Two studies have been completed so far and a third study is underway to help build the scaffold. The first study was with parents of previously hospitalized children, using a grounded theory approach (Thompson et al., in press). This study revealed that parents have a similar trajectory when developing and maintaining trust in health care providers, as did the adult hospitalized patients. However, there were areas of incongruence between the two groups (see figures 2 and 3).

Figure 2: The development and maintenance of trust in health care providers (Hupcey, Penrod, & Morse, 2000).

 

Figure 3: Development and Maintenance of trust in Parents of Hospitalized Children (Thompson, Hupcey, & Clark, in press).

 

Parents in this study did not exhibit the same three trajectories of unmet expectations as the adults (mistrust with no way out of the health care systemp; mistrust with a way out, where they left the present health care system and entered a new health care system; and rebuilding trust). Parents also remained vigilant, watching the care provided, although they may have expressed that their expectations for care were met or exceeded.

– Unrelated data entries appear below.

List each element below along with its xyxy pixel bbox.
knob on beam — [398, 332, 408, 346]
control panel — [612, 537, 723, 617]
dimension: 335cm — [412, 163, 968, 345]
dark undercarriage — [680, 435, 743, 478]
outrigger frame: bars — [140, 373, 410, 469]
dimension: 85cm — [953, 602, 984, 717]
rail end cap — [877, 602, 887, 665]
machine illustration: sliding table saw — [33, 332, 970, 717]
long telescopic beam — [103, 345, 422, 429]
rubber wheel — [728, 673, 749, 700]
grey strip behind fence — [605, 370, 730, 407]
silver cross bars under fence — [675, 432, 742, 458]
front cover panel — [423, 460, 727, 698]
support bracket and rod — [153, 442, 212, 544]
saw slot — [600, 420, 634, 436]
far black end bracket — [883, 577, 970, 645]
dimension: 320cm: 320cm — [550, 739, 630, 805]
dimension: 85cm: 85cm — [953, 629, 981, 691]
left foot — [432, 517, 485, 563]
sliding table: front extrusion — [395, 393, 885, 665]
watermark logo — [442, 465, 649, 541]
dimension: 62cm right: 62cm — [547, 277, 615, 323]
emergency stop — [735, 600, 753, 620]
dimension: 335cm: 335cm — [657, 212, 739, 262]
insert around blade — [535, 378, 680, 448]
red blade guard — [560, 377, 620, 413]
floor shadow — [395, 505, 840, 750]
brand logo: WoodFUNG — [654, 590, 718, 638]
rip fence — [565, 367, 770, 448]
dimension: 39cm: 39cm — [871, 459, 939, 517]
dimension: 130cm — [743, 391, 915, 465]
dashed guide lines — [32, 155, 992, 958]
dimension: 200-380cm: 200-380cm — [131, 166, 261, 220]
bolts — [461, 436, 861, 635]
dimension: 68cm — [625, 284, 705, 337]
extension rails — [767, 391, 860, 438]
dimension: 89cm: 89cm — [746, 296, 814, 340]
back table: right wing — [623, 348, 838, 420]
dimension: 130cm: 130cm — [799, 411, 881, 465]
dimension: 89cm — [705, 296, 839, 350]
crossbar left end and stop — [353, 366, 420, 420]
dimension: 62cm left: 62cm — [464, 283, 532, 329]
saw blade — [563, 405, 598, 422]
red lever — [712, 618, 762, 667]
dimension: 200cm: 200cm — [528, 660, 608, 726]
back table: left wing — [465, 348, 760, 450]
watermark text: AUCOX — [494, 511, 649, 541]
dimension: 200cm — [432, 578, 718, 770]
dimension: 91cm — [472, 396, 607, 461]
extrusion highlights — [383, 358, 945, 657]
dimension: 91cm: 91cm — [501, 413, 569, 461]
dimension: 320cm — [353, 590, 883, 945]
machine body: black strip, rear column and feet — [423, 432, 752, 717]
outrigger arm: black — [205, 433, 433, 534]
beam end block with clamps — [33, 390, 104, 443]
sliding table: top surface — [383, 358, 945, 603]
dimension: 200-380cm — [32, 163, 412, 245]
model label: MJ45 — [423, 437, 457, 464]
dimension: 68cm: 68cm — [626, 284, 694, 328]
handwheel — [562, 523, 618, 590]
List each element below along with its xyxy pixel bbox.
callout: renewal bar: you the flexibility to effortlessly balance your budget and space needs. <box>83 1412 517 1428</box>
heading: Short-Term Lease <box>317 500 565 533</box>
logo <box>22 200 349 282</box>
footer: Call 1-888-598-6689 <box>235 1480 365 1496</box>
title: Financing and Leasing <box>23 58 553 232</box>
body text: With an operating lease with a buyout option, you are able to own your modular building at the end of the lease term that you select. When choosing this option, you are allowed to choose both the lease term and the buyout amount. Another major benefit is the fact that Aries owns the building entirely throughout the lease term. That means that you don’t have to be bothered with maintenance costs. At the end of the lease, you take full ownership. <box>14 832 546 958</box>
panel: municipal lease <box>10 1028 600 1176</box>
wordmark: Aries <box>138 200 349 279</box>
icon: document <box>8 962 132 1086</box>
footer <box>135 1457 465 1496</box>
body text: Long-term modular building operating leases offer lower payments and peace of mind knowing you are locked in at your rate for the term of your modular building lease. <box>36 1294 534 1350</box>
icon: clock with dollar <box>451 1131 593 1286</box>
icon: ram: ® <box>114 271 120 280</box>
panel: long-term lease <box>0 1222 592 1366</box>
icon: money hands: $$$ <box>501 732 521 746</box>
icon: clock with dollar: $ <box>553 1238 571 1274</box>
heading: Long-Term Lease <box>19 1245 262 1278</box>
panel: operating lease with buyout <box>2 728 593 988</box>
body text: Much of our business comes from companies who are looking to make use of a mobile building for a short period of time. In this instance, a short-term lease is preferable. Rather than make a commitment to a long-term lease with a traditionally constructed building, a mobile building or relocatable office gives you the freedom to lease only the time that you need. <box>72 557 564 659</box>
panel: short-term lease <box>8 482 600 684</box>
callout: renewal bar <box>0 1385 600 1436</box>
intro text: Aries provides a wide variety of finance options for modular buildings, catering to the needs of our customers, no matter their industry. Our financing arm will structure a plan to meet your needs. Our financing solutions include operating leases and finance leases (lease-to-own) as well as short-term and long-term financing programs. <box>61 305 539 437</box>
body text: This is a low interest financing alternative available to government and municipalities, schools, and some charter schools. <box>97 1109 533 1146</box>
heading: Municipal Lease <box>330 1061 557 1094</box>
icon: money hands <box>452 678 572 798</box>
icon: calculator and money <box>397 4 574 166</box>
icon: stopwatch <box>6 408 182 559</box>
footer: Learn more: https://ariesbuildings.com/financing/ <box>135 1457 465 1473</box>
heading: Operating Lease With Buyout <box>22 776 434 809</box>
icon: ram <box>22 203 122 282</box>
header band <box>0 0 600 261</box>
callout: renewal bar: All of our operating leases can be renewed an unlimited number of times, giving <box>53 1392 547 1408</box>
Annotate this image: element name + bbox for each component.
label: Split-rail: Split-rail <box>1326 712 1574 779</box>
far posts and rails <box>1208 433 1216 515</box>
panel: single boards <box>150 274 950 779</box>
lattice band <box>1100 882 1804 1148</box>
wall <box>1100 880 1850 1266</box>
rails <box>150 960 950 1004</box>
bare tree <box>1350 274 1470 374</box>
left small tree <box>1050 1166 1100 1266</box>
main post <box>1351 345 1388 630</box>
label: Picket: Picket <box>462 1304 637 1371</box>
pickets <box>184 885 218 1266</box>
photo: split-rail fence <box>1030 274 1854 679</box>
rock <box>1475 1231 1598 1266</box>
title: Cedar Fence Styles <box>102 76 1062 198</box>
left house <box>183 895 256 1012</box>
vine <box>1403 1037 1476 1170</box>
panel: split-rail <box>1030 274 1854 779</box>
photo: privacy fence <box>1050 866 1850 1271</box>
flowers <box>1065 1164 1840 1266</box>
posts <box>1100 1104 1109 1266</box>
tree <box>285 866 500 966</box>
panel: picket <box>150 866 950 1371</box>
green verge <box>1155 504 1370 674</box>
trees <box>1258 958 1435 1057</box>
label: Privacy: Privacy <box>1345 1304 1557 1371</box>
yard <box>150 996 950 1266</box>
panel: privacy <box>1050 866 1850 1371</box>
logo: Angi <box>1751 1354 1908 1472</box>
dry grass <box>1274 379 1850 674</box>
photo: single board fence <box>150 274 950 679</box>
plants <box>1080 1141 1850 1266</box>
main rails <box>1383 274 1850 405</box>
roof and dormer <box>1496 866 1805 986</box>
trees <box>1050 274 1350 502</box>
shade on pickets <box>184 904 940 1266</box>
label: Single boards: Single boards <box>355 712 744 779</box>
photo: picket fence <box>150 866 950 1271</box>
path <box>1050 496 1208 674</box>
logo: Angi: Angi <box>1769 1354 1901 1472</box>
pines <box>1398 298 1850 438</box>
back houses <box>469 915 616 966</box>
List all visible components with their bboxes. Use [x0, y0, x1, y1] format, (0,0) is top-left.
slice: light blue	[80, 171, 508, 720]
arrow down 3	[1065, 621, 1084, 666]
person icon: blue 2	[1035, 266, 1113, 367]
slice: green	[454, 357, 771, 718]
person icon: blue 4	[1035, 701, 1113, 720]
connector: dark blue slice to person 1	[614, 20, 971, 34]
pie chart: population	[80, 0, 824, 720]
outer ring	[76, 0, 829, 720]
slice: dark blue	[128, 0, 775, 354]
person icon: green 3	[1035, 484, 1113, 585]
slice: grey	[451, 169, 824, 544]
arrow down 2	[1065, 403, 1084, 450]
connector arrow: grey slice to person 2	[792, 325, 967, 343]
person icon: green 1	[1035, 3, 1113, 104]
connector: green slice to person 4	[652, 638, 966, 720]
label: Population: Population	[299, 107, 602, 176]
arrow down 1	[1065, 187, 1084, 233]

The second study used focus groups with community-dwelling elders to investigate trust in primary health care providers (Hupcey, Clark, Hutcheson, & Thompson, in press). The ongoing study, using adults in the community, is focusing on mistrust or loss of trust to address pieces of the model that were not well described or where there are areas of incongruence in the earlier studies.

Summary

In this section, I presented the progression of a research program addressing the concept of trust using the strategies of deconstruction, development of a skeletal framework, and scaffolding. Each piece of this project built on previous studies, using the prior knowledge to inform the subsequent study, for example with context, but not as a model or framework for the initial interview questions or the analysis. This process helped to maintain validity within each study and across the entire project. Once completed, the findings of each study were compared to previous results, as the framework is built and pieces of the scaffold are filled in to develop a more comprehensive model of trust in health care providers.